Adipogenic Transcriptional Regulation Mediated by PARP7 Through NAD+ Sensing Mechanism [RNA-Seq]

The process of differentiating from a preadipocyte into a mature, fat storing, adipocyte (adipogenesis) is a complex and tightly regulated process vital to human health. The molecular mechanisms regulating adipogenesis are incompletely understood, although key facets of the signaling and regulatory pathways have been defined. Here we have identified a mono(ADP-ribosyl)transferase (MART), PARP7, that plays a pivotal role in adipogenesis. ADP-ribosylation – the process whereby specific members of the poly(ADP-ribosyl)polymerase (PARP) family facilitate the covalent transfer of ADP-ribose moieties from NAD+ to substrate proteins – has been shown to control multiple components of the adipogenic regulatory machinery. Herein we have found that PARP7 is required for modulation of the adipogenic transcriptional program during adipogenesis, and that the loss of PARP7 results in a decrease of the adipogenic process. Contrary to previous studies, the ability to modulate the adipogenic transcriptional program is independent of PARP7 catalytic activity. However, the catalytic activity of PARP7 plays a vital role in regulating protein stability, in a time and space specific manner, which is required for modulation of the adipogenic transcriptional program. This study has found a novel pathway which utilizes NAD+ compartmentalization to stabilize PARP7 at a specific time during the adipogenic process allowing for the regulation of adipogenic genes, through modulation of the well-known adipogenic transcription factor C/EBPß, in a time sensitive manner. Therefore, acting as another check and balance to the adipogenic differentiation process. Overall design: 3T3-L1 cells were seeded in 6-well plates and treated as described above. The cells and tissues were collected, and total RNA was isolated using Trizol Reagent (Invitrogen) according to the manufacturer's protocols. Total RNA was reverse transcribed using oligo (dT) primers and MMLV reverse transcriptase (Promega) to generate cDNA. The cDNA samples were subjected to qPCR using gene-specific primers, as described below. For the reverse transcription quantitative real-time PCR (RT-qPCR) analyses, “relative expression” was determined in comparison to a value of the control sample.

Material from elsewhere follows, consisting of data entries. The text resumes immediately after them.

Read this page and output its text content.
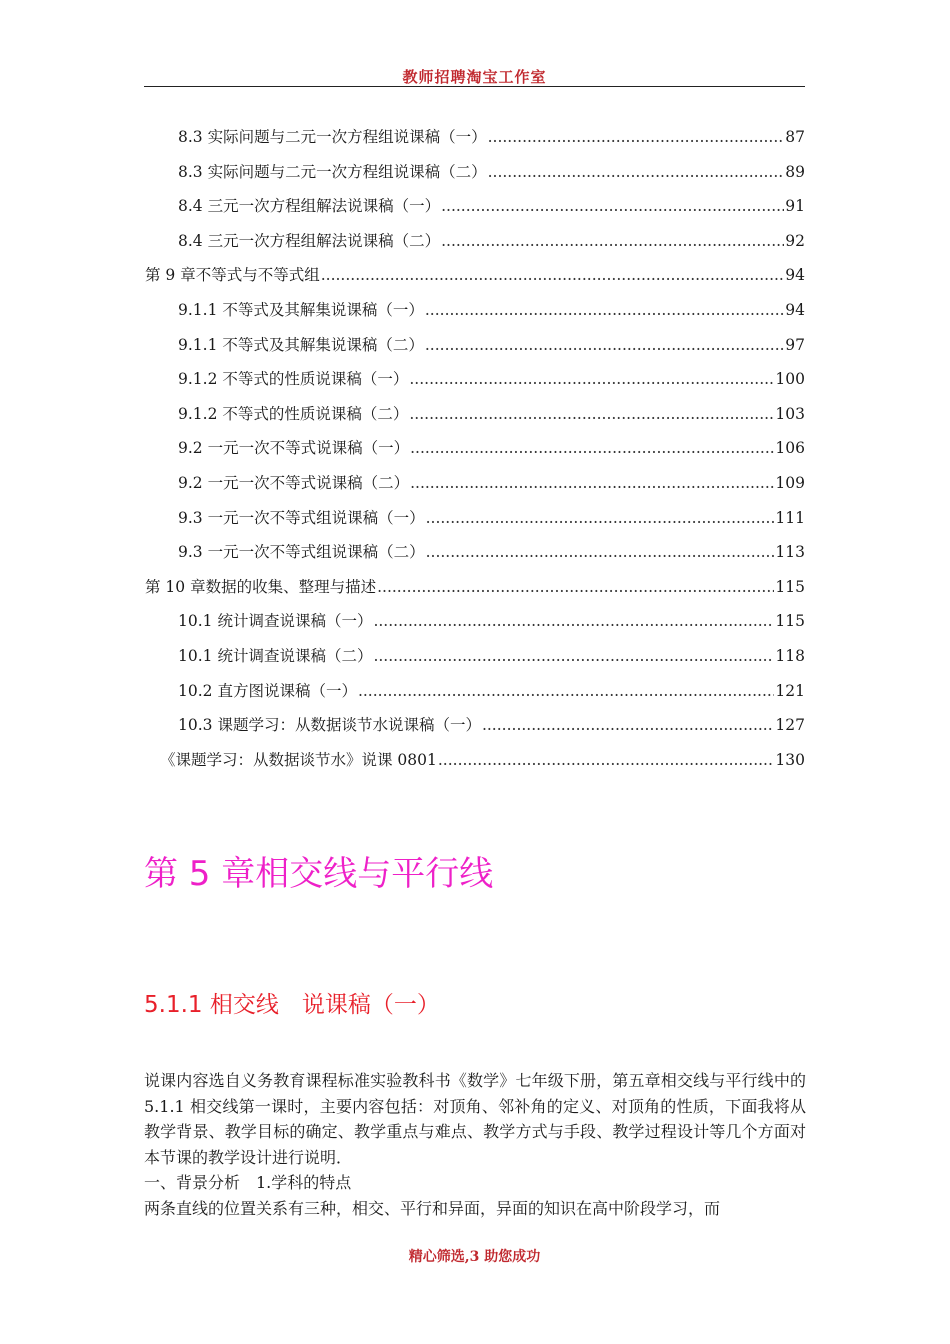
教师招聘淘宝工作室
8.3 实际问题与二元一次方程组说课稿（一） .....	87
8.3 实际问题与二元一次方程组说课稿（二） .....	89
8.4 三元一次方程组解法说课稿（一） .....	91
8.4 三元一次方程组解法说课稿（二） .....	92
第 9 章不等式与不等式组 .....	94
9.1.1 不等式及其解集说课稿（一） .....	94
9.1.1 不等式及其解集说课稿（二） .....	97
9.1.2 不等式的性质说课稿（一） .....	100
9.1.2 不等式的性质说课稿（二） .....	103
9.2 一元一次不等式说课稿（一） .....	106
9.2 一元一次不等式说课稿（二） .....	109
9.3 一元一次不等式组说课稿（一） .....	111
9.3 一元一次不等式组说课稿（二） .....	113
第 10 章数据的收集、整理与描述 .....	115
10.1 统计调查说课稿（一） .....	115
10.1 统计调查说课稿（二） .....	118
10.2 直方图说课稿（一） .....	121
10.3 课题学习：从数据谈节水说课稿（一） .....	127
《课题学习：从数据谈节水》说课 0801 .....	130
第 5 章相交线与平行线
5.1.1 相交线　说课稿（一）

说课内容选自义务教育课程标准实验教科书《数学》七年级下册，第五章相交线与平行线中的 5.1.1 相交线第一课时，主要内容包括：对顶角、邻补角的定义、对顶角的性质，下面我将从教学背景、教学目标的确定、教学重点与难点、教学方式与手段、教学过程设计等几个方面对本节课的教学设计进行说明．

一、背景分析　1.学科的特点

两条直线的位置关系有三种，相交、平行和异面，异面的知识在高中阶段学习，而

精心筛选,3 助您成功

从前脂肪细胞分化为成熟储脂脂肪细胞的过程（即脂肪生成，adipogenesis）是一个复杂且受严格调控的过程，对人体健康至关重要。目前调控脂肪生成的分子机制尚未完全阐明，尽管学界已明确其信号通路与调控通路的关键环节。本研究鉴定出一种单ADP核糖基转移酶（mono(ADP-ribosyl)transferase, MART）PARP7，其在脂肪生成过程中发挥关键作用。ADP核糖基化修饰——即多聚ADP核糖聚合酶（poly(ADP-ribosyl)polymerase, PARP）家族的特定成员介导NAD+上的ADP核糖基团共价转移至底物蛋白的过程——已被证实可调控脂肪生成调控机制的多个组分。本研究发现，PARP7是脂肪生成过程中调控脂肪生成转录程序所必需的，且PARP7的缺失会削弱脂肪生成过程。与既往研究相悖的是，PARP7调控脂肪生成转录程序的能力并不依赖于其催化活性。然而，PARP7的催化活性以时空特异性的方式在调控蛋白质稳定性方面发挥关键作用，而这一过程是调控脂肪生成转录程序所必需的。本研究揭示了一条全新的通路：该通路利用NAD+区室化作用在脂肪生成过程的特定时段稳定PARP7，进而通过以时间敏感性方式调控经典脂肪生成转录因子C/EBPβ来调控脂肪生成相关基因，因此可作为脂肪生成分化过程的又一制衡机制。总体实验设计：将3T3-L1细胞接种于6孔板中，按前述方法处理。收集细胞与组织，依照生产商说明书使用Trizol试剂（Invitrogen）提取总RNA。使用寡聚(dT)引物与MMLV反转录酶（Promega）将总RNA反转录为cDNA。依照下述方法，使用基因特异性引物对cDNA样本进行qPCR检测。对于反转录定量实时PCR（RT-qPCR）分析，"相对表达量"以对照样本的数值为基准进行计算。